Eles destacam que “é fundamental que o governo federal mantenha o acesso de informações da Covid-19, suspenso desde 21 de março de 2020, de modo que as universidades, os institutos de pesquisa e as organizações das Forças Armadas possam auxiliar o governo federal, estadual e municipal no monitoramento da transmissão da Covid-19 e informar aos gestores e à população geral sobre as perspectivas futuras e a revisão de medidas de combate”. Frisam que “qualquer atraso na implementação das ações pode implicar em repercussões muito graves, com número crescente de óbitos e aumento substancial da dificuldade para controle da transmissão, a médio e longo prazo. Por isso, é fundamental que todos fiquem em casa. Reiteramos a importância da ciência para a manutenção da vida humana”.

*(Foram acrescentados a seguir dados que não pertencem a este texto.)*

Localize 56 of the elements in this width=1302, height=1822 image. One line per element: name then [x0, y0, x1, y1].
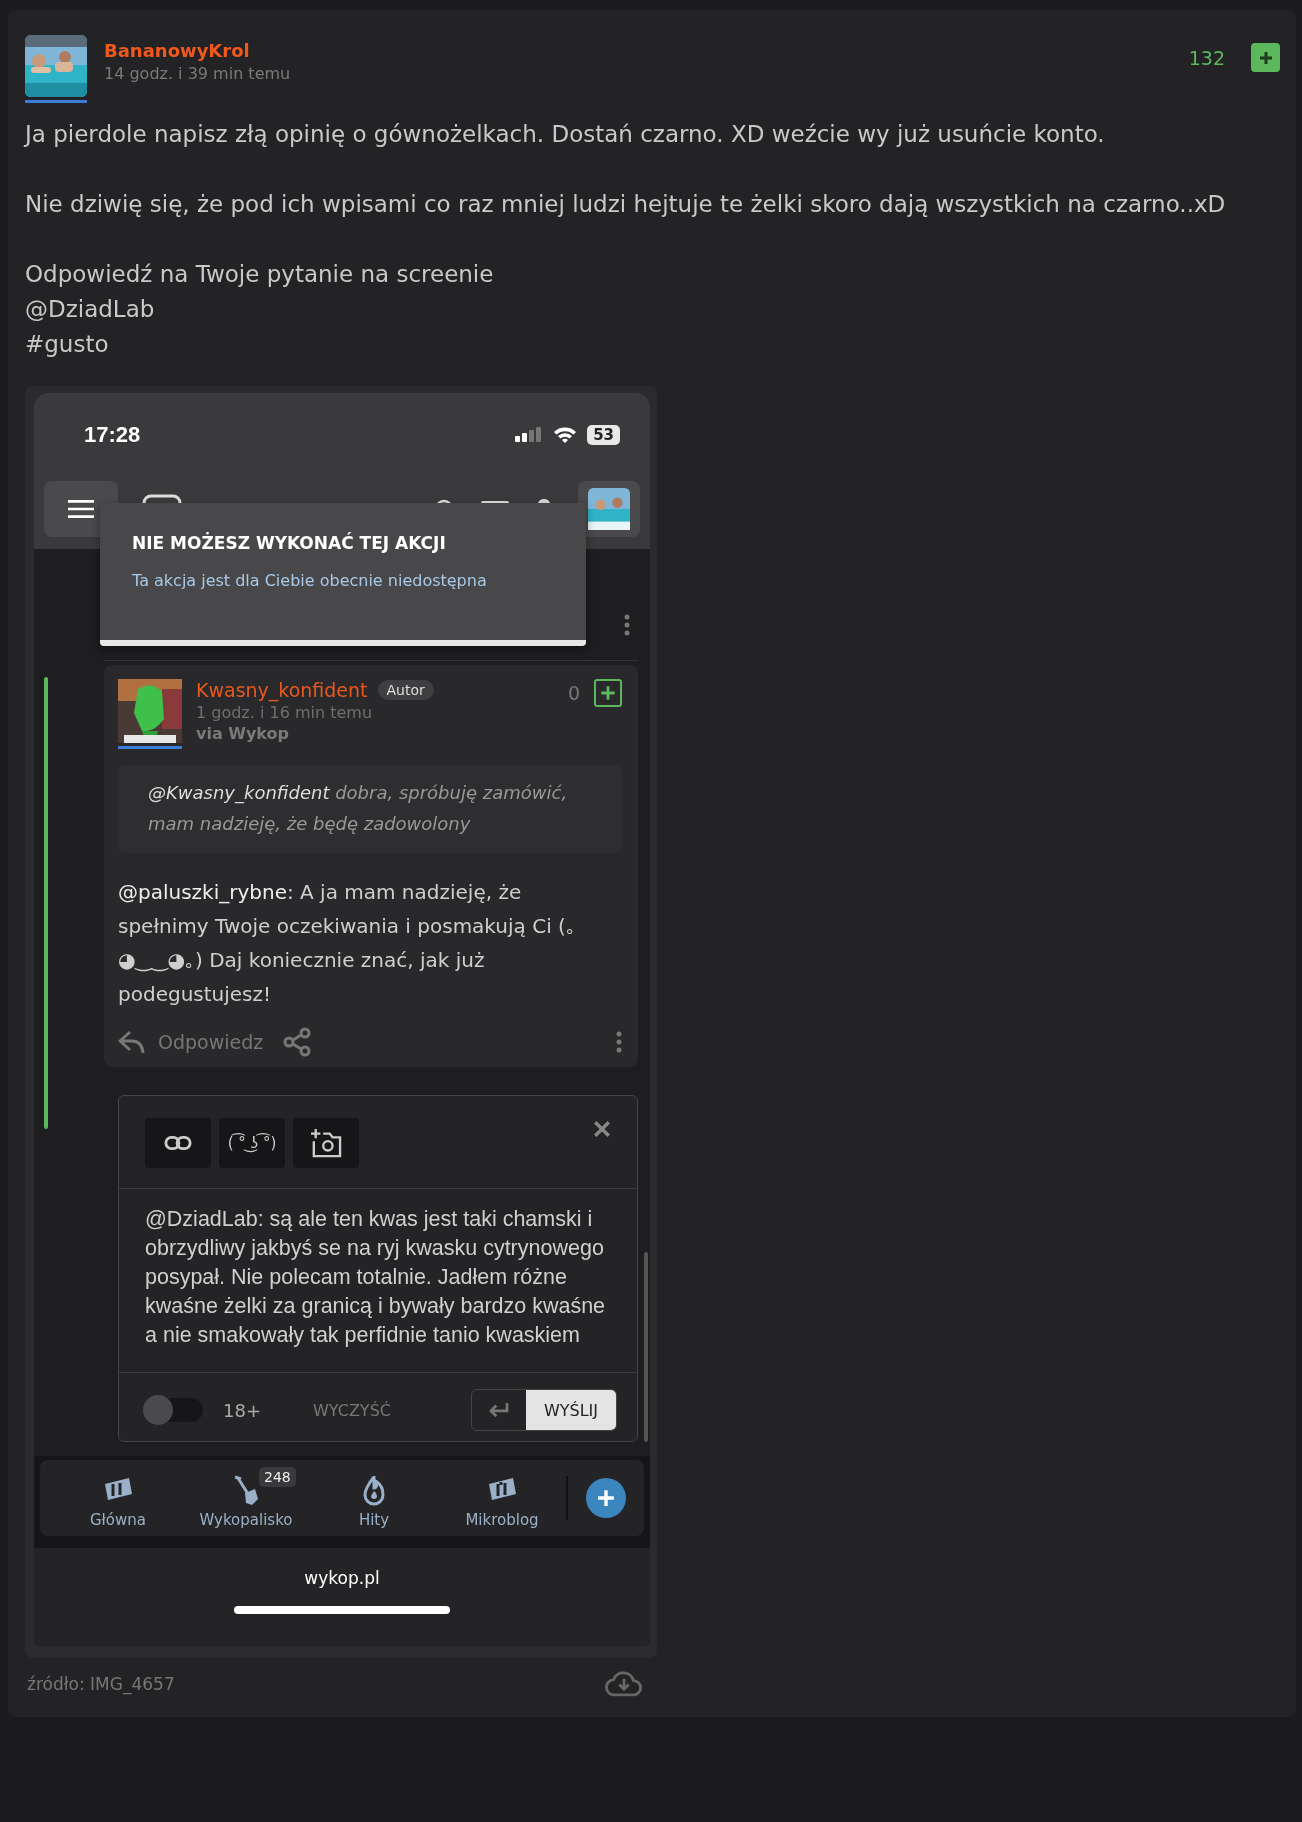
toggle-label: 18+	[223, 1399, 261, 1421]
signal-icon	[515, 427, 544, 443]
toast-title: NIE MOŻESZ WYKONAĆ TEJ AKCJI	[132, 533, 446, 553]
shovel-icon	[233, 1475, 259, 1507]
lenny-face-button[interactable]: ( ͡° ͜ʖ ͡°)	[219, 1118, 285, 1168]
mention-link[interactable]: @paluszki_rybne	[118, 880, 287, 904]
add-photo-button[interactable]	[293, 1118, 359, 1168]
post-text: #gusto	[25, 330, 110, 359]
comment-time: 1 godz. i 16 min temu	[196, 703, 373, 722]
flame-icon	[361, 1476, 387, 1506]
post-text: @DziadLab	[25, 295, 156, 324]
mention-link[interactable]: @Kwasny_konfident	[148, 782, 330, 803]
link-icon	[164, 1135, 192, 1151]
wifi-icon	[553, 426, 578, 444]
send-button[interactable]: WYŚLIJ	[525, 1390, 616, 1430]
enter-icon	[487, 1402, 510, 1418]
post-text: Nie dziwię się, że pod ich wpisami co raz mniej ludzi hejtuje te żelki skoro dają wszystkich na czarno..xD	[25, 190, 1227, 219]
image-source: źródło: IMG_4657	[27, 1673, 175, 1694]
comment-input[interactable]: @DziadLab: są ale ten kwas jest taki chamski i obrzydliwy jakbyś se na ryj kwasku cytrynowego posypał. Nie polecam totalnie. Jadłem różne kwaśne żelki za granicą i bywały bardzo kwaśne a nie smakowały tak perfidnie tanio kwaskiem	[119, 1189, 637, 1373]
link-button[interactable]	[145, 1118, 211, 1168]
battery-level: 53	[587, 425, 620, 445]
nav-tab[interactable]: Główna	[54, 1467, 182, 1529]
plus-icon	[599, 684, 617, 702]
address-bar[interactable]: wykop.pl	[304, 1568, 380, 1588]
camera-icon	[310, 1128, 342, 1158]
more-icon[interactable]	[624, 613, 630, 636]
add-button[interactable]	[586, 1478, 626, 1518]
scrollbar[interactable]	[644, 1252, 648, 1442]
username-link[interactable]: BananowyKrol	[104, 40, 291, 61]
plus-icon	[597, 1489, 615, 1507]
username-link[interactable]: Kwasny_konfident	[196, 679, 368, 701]
plus-icon	[1257, 49, 1274, 66]
nav-tab[interactable]: Hity	[310, 1467, 438, 1529]
vote-count: 0	[567, 682, 580, 704]
author-badge: Autor	[377, 680, 434, 700]
toast-message: Ta akcja jest dla Ciebie obecnie niedostępna	[132, 571, 487, 590]
count-badge: 248	[259, 1467, 296, 1487]
profile-button[interactable]	[578, 481, 640, 537]
adult-toggle[interactable]	[145, 1398, 203, 1422]
nav-tab[interactable]: 248 Wykopalisko	[182, 1467, 310, 1529]
status-time: 17:28	[84, 422, 141, 448]
post-text: Ja pierdole napisz złą opinię o gównożelkach. Dostań czarno. XD weźcie wy już usuńcie konto.	[25, 120, 1106, 149]
menu-icon	[68, 499, 94, 519]
upvote-button[interactable]	[594, 679, 622, 707]
more-icon[interactable]	[616, 1031, 622, 1053]
post-text: Odpowiedź na Twoje pytanie na screenie	[25, 260, 495, 289]
vote-count: 132	[1188, 46, 1225, 69]
reply-icon	[118, 1029, 146, 1055]
post-time: 14 godz. i 39 min temu	[104, 64, 291, 83]
cloud-download-icon[interactable]	[605, 1670, 643, 1697]
quoted-text: @Kwasny_konfident dobra, spróbuję zamówić, mam nadzieję, że będę zadowolony	[118, 765, 622, 853]
upvote-button[interactable]	[1251, 43, 1280, 72]
comment-source: via Wykop	[196, 724, 290, 743]
nav-tab[interactable]: Mikroblog	[438, 1467, 566, 1529]
comment-text: @paluszki_rybne: A ja mam nadzieję, że spełnimy Twoje oczekiwania i posmakują Ci (｡◕‿‿◕｡) Daj koniecznie znać, jak już podegustujesz!	[118, 879, 577, 1008]
close-icon[interactable]	[593, 1120, 611, 1138]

Eles dizem que preocupa a decisão do governo federal de não registrar mais os casos suspeitos após a transmissão comunitária ter sido declarada em todo o país. O motivo é simples. Sem os casos suspeitos, fica muito mais difícil avaliar a progressão da epidemia e dos efeitos das ações de controle implementadas. A população não terá como saber o que de fato acontece no país, explicam os pesquisadores. O uso de plataformas que atualizem as previsões com precisão em tempo real é considerado fundamental. “Informação e transparência são cruciais para deter a Covid-19 e salvar vidas. É a medida adotada por todos os países neste momento de pandemia”, frisam os cientistas.

­ Foto: Arte de Mateus Valadares com mapas de Getty Images e Alami
­ Foto: Arte de Mateus Valadares com mapas de Getty Images e Alami

Com os pesquisadores desse grupo da USP em Ribeirão Preto, Alves desenvolveu um portal para avaliar a Covid-19 no Brasil em tempo real e fazer análises da resposta a medidas de contenção e multiplicação de casos por município. Pesquisadores desse novo grupo também já desenvolveram um mapa do risco da Covid-19 no Brasil. Uma ferramenta semelhante foi criada com sucesso na Espanha, por uma equipe liderada por Alex Arenas, da Universidade Rovira i Virgili, e Jesús Gómez-Gardeñes, da Universidade de Zaragoza. O mapa do risco estimado para o Brasil foi desenvolvido pelos brasileiros Wesley Cota e Silvio C. Ferreira, ambos da Universidade Federal de Viçosa, em Minas Gerais.

O mapa mostra o risco por município, baseado num modelo para a disseminação de epidemias com dados de mobilidade pendular (recorrente) entre municípios da população ativa no Brasil. Os dados foram compilados do Censo Demográfico do Brasil de 2010 realizado pelo Instituto Brasileiro de Geografia e Estatística (IBGE).

Para os cientistas, o quadro que se apresenta mostra que, num país com o tamanho continental e as desigualdades socioeconômicas do Brasil, a análise precisa ser realizada em nível municipal, de modo articulado com o nível estadual, para oferecer aos gestores e à população em geral um retrato preciso da propagação da epidemia. As análises precisam levar em consideração dados de mobilidade das pessoas, informações demográficas e socioeconômicas, capacidade instalada dos serviços de saúde, de equipamentos de proteção adequados aos profissionais de saúde, de kits diagnósticos rápidos e de leitos hospitalares e de terapia intensiva necessários a atenção ao paciente grave. “Só assim vamos obter de modo mais rápido o achatamento da curva de transmissão e menor mortalidade”, frisam os cientistas.

Eles destacam que, a despeito de alguns governadores no Brasil estarem tomando medidas mais ousadas, já deveríamos ter implantado a estratégia de contenção e supressão em vários municípios, medidas tomadas pelos países acometidos pela Covid-19. De acordo com experiências relatadas em regiões da China e Itália, a efetividade dessas medidas é maior quando iniciada precocemente, quando o número de casos suspeitos e confirmados está baixo. “Qualquer atraso na implementação das ações pode implicar em repercussões muito graves, com número crescente de óbitos e aumento substancial da dificuldade para controle da transmissão, a médio e longo prazo”, alertam os pesquisadores.